Sen. Packwood was finally forced to resign in 1995. Sen. Boxer praised the "precedent-setting" Ethics Committee decision because "in recommending his expulsion they are sending a very clear message that the Senate has zero tolerance for the type of behavior he exhibited over the course of his public service." Two years earlier, Sen. Boxer had urged Packwood to resign. At that time, Sen. Feinstein declared that if he was guilty as charged, "his credibility as a United States senator is destroyed.... he should resign."

Sen. Murray was chiefly concerned with vindicating Packwood's accusers in order not to discourage similarly mistreated women from seeking redress. "If you are harassed, keep quiet, say nothing, the cards are stacked against you ever winning," she said. "Procedures, rules, and other issues will obscure the allegations being investigated."

Patricia Ireland said of the Packwood case, "This has to be a heads-up for men in power. You can't treat women as the spoils of power." Unless you're the husband of a feminist icon, and she's willing to protect you.

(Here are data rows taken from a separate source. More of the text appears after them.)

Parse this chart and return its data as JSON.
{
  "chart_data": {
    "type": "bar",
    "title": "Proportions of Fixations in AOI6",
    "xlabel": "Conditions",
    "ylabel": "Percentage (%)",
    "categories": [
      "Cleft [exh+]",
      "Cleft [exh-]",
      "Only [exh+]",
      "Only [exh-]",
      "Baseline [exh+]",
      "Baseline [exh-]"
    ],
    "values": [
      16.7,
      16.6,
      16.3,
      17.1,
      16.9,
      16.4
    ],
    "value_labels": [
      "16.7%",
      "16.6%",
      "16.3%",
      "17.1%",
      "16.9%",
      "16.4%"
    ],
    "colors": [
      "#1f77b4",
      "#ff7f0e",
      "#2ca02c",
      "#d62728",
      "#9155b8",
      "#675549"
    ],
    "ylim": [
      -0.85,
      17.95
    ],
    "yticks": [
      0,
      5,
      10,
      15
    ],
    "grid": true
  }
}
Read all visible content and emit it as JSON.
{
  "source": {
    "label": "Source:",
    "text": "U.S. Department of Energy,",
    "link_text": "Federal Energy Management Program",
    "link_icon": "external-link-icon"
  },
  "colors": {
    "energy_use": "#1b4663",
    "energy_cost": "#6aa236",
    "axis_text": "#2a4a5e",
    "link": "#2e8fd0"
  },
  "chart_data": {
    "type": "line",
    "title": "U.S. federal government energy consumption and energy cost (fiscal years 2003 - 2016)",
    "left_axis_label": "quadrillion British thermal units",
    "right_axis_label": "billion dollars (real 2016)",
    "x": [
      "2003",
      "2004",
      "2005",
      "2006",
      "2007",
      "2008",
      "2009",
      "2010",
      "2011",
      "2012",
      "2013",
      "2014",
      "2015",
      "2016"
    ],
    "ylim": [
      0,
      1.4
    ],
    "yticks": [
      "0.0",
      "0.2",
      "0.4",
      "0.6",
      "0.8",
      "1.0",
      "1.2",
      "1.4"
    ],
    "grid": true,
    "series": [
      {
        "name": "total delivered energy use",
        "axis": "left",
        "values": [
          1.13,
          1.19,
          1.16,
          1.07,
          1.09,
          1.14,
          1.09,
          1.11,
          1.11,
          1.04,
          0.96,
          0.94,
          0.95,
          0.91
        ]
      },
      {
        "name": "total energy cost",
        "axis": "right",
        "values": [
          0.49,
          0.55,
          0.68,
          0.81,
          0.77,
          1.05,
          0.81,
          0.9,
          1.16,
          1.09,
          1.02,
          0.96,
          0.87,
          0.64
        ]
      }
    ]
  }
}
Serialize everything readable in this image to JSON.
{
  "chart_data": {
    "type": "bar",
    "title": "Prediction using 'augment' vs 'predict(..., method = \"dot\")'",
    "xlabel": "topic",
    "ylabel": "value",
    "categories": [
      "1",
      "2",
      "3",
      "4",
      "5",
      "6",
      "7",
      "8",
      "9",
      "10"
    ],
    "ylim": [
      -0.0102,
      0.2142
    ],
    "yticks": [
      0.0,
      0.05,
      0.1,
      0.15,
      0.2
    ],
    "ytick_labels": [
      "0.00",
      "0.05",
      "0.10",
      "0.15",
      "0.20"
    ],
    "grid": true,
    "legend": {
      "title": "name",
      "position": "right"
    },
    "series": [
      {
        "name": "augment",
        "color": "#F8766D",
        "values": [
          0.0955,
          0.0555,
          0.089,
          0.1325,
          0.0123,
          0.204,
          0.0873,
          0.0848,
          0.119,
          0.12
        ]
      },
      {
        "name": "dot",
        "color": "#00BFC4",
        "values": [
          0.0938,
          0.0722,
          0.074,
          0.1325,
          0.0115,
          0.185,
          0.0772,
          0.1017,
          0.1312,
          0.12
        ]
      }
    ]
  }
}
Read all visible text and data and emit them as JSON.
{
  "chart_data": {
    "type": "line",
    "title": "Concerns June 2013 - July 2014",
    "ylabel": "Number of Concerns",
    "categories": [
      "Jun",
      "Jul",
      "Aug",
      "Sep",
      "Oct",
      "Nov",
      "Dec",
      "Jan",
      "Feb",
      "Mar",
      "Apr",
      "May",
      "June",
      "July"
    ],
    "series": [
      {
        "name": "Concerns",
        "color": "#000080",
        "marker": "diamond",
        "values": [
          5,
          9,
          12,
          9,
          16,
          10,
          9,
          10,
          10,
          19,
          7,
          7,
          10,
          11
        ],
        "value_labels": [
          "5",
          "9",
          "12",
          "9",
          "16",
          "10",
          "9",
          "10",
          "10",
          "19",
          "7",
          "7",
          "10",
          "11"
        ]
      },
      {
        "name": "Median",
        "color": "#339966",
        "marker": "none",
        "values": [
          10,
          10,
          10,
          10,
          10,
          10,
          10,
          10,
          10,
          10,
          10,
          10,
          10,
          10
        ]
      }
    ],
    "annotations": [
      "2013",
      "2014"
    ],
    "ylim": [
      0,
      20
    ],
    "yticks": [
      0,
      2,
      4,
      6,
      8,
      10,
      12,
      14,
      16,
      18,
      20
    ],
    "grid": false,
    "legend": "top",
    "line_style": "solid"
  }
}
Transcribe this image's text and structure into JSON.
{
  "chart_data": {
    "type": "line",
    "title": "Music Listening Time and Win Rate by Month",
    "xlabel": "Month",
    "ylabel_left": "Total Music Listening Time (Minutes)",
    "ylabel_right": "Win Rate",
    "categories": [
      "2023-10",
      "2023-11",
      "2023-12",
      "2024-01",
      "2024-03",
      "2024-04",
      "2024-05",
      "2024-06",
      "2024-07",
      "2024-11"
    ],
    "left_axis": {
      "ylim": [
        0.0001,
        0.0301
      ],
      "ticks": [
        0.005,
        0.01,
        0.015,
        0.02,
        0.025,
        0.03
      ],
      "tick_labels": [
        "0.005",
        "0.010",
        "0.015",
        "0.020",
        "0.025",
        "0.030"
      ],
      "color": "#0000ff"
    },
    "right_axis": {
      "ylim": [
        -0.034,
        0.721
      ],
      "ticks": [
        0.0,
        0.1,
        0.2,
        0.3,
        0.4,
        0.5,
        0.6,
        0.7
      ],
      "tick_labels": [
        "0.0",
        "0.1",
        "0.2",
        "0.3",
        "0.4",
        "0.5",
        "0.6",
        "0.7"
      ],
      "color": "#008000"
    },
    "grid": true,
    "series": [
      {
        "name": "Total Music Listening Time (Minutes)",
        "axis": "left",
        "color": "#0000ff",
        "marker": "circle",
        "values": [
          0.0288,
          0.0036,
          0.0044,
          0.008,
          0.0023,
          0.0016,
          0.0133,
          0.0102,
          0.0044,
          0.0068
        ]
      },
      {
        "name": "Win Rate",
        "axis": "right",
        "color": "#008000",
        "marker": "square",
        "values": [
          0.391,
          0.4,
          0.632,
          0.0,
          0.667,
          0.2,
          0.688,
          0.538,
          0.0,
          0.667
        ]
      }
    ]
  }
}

The Kathleen Willey and Monica Lewinsky scandals expose Bill Clinton's immorality, recklessness, contempt for women, and betrayal of his daughter. Hillary Clinton serves as his enabler in exchange for a share in his political power--he can abuse his as long as she gets to wield hers. She gets to screw around with health care, he gets to screw around. And if he gets caught like a naughty little boy, she will take charge and clean up his mess--and see her power enhanced. This is the pathetic role model feminists urge young women to emulate.

Although any self-respecting woman would prefer a Promise Keeper randomly plucked off the Washington Mall to Hillary's philandering partner, feminists sneer at husbands who celebrate fidelity and defend the country's most prominent Promise Breaker.